I just looked through my stock and I have a pair of those Kadee style couplers, one is broken but they're yours if you want them. I doubt I'll ever switch my fleet over to Kadees.

Drop me an email or PM.

Bob

@RSJB18 posted:

So I guess this is work bench related. Today I pulled my pile of O&M manuals, receipts, and miscellany off the shelf next to my bench and organized it all in a file box. I recently pulled the box out of my attic and tossed all of the old bills and receipts dating back to 1998......

I started updating my Train inventory as I went too. I've promised the CEO that I would get all of this organized so that when she's sees what I've really spent, she can kill me and know the value......

I still have to go through a big stack of Trainz receipts..... Yea...I said BIG!

2025-02-01 18.34.31

Bob

The stack has been added to the inventory and filed away... 40 receipts.....but who's counting.....

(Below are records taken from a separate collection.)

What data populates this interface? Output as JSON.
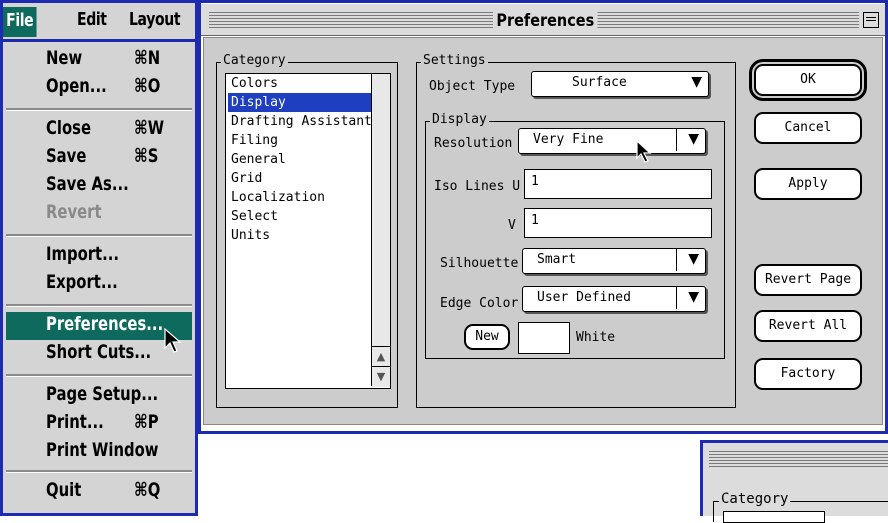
{
  "menubar": {
    "items": [
      "File",
      "Edit",
      "Layout"
    ]
  },
  "menu": {
    "items": [
      {
        "label": "New",
        "shortcut": "⌘N",
        "disabled": false
      },
      {
        "label": "Open...",
        "shortcut": "⌘O",
        "disabled": false
      },
      {
        "label": "Close",
        "shortcut": "⌘W",
        "disabled": false
      },
      {
        "label": "Save",
        "shortcut": "⌘S",
        "disabled": false
      },
      {
        "label": "Save As...",
        "shortcut": "",
        "disabled": false
      },
      {
        "label": "Revert",
        "shortcut": "",
        "disabled": true
      },
      {
        "label": "Import...",
        "shortcut": "",
        "disabled": false
      },
      {
        "label": "Export...",
        "shortcut": "",
        "disabled": false
      },
      {
        "label": "Preferences...",
        "shortcut": "",
        "disabled": false,
        "highlighted": true
      },
      {
        "label": "Short Cuts...",
        "shortcut": "",
        "disabled": false
      },
      {
        "label": "Page Setup...",
        "shortcut": "",
        "disabled": false
      },
      {
        "label": "Print...",
        "shortcut": "⌘P",
        "disabled": false
      },
      {
        "label": "Print Window",
        "shortcut": "",
        "disabled": false
      },
      {
        "label": "Quit",
        "shortcut": "⌘Q",
        "disabled": false
      }
    ]
  },
  "dialog": {
    "title": "Preferences",
    "category": {
      "label": "Category",
      "items": [
        "Colors",
        "Display",
        "Drafting Assistant",
        "Filing",
        "General",
        "Grid",
        "Localization",
        "Select",
        "Units"
      ],
      "selected": "Display"
    },
    "settings": {
      "label": "Settings",
      "object_type_label": "Object Type",
      "object_type_value": "Surface",
      "display": {
        "label": "Display",
        "resolution_label": "Resolution",
        "resolution_value": "Very Fine",
        "iso_u_label": "Iso Lines U",
        "iso_u_value": "1",
        "iso_v_label": "V",
        "iso_v_value": "1",
        "silhouette_label": "Silhouette",
        "silhouette_value": "Smart",
        "edge_color_label": "Edge Color",
        "edge_color_value": "User Defined",
        "new_button": "New",
        "color_name": "White"
      }
    },
    "buttons": {
      "ok": "OK",
      "cancel": "Cancel",
      "apply": "Apply",
      "revert_page": "Revert Page",
      "revert_all": "Revert All",
      "factory": "Factory"
    }
  },
  "second_window": {
    "category_label": "Category"
  },
  "colors": {
    "menu_highlight": "#0f6a5e",
    "list_selection": "#1d3fc0",
    "window_border": "#1d2bb0"
  }
}
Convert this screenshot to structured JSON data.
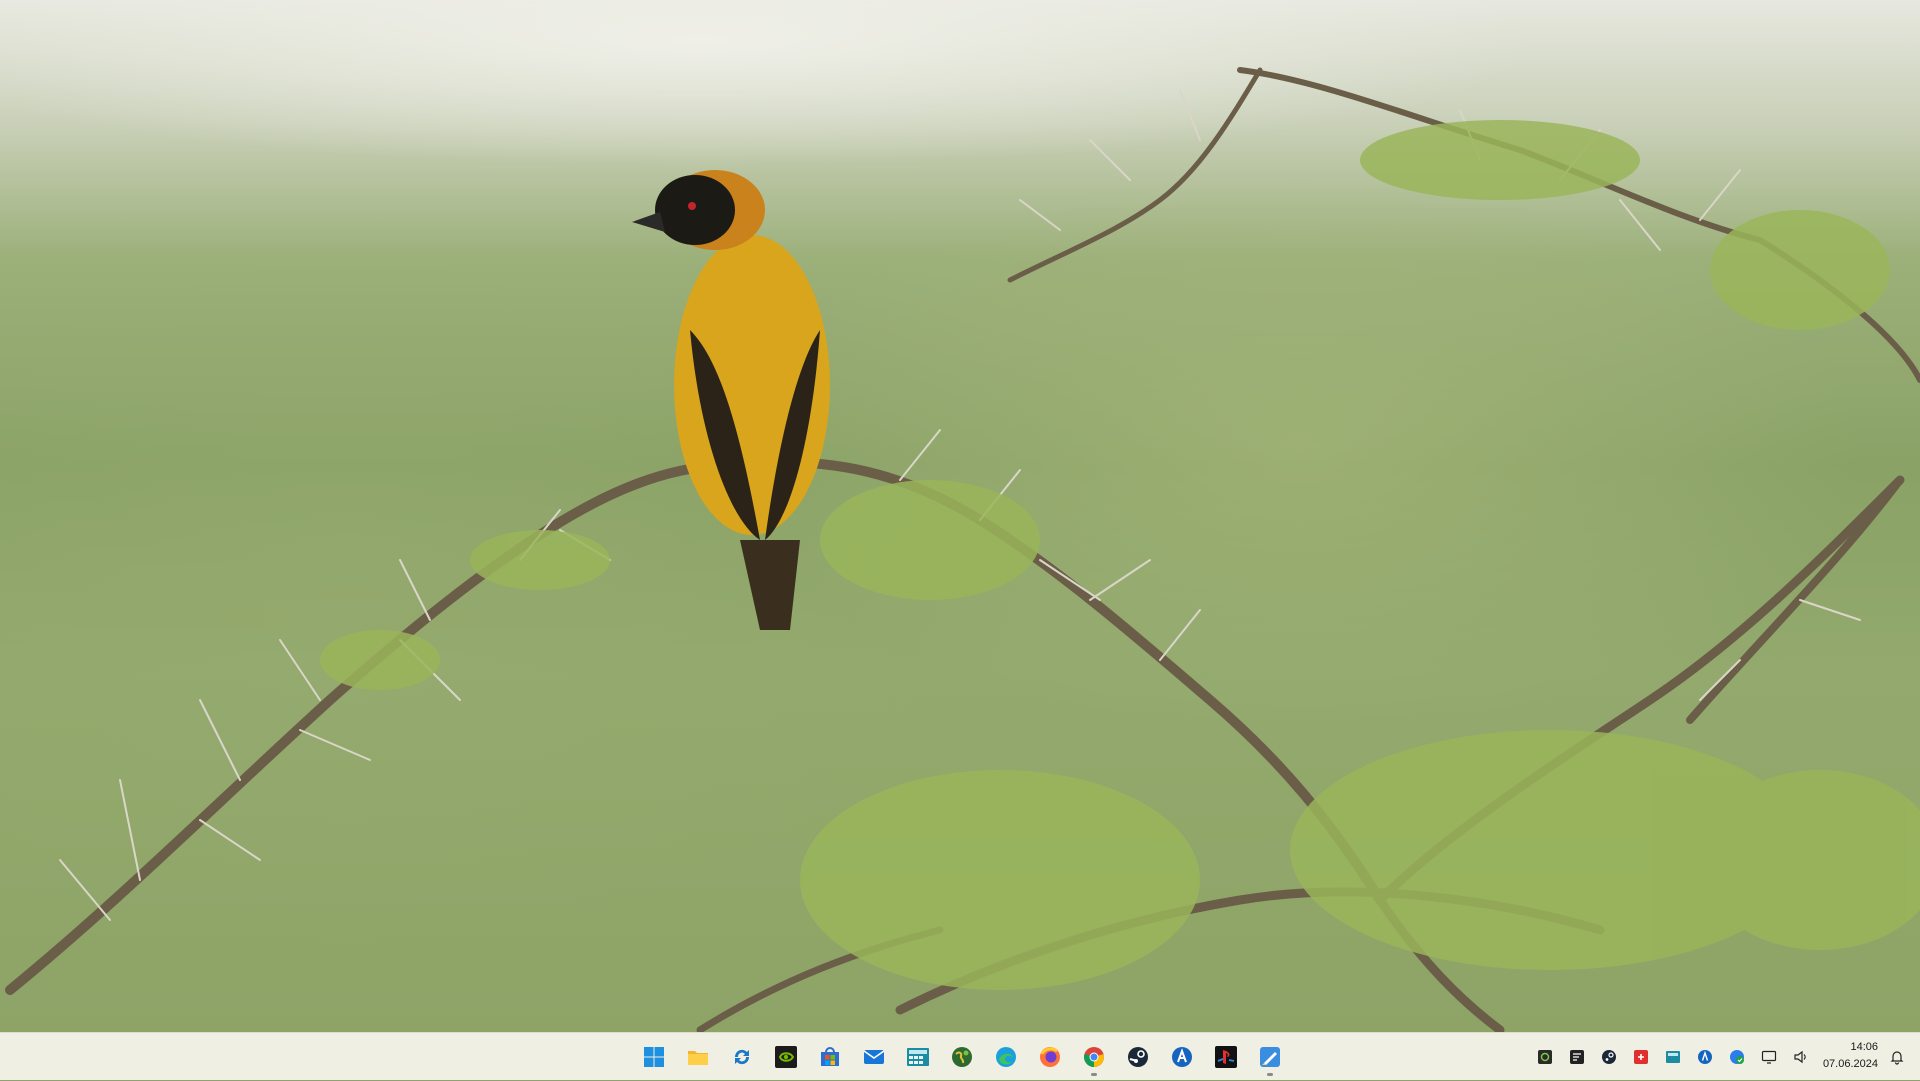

I still need to go through the rest of my purchases both new and from the other usual sources, including the Forum. Onward!

Bob

@BenLMaggi posted:

Here is a Bangor & Aroostook Railroad (BAR) converted troop sleeper caboose I have been working on. It started off as an Atlas car and I modified the side windows, cut open the end vestibules and added scratchbuilt bulkhead doorways, added scratchbuilt bay windows, and did some other modifications.  It just needs its two-rail trucks swapped for three-rail trucks and couplers (which I recently obtained) and then the corner steps need to be added.

BAR caboose

Are you the Benjamin Maggi who recently became a NMRA Master Model Railroader (MMR)?  If so, congrats - it's quite an achievement.

How about background buildings on the workbench?  The ones standing are from a Korber Power and Electric office building cut in half on my new bandsaw. The other is a Korber background apartment building just out of the box (new this Christmas). The resin casting moves quite a bit, so needs support to square up the building.  I am using 3mm ply (primed both sides) for the floors and roof. 1/4 inch square basswood provides support for the corners.  This was the first time Rustoleum spray primer did not want to stick for me, I presume it has something to do with the resin. Krylon spray primer and an airbrush acrylic primer seemed to work much better.  I am going to try airbrushing on the brick color with added color variation and weathering to create more visual interest. Superglue seems to work well, but I am adding a thin gusset of e6000 on the inside corners for added flexure strength.

background buildings workbench

note - there is a youtube video on a Korber build also identifying an issue with the primer on this resin.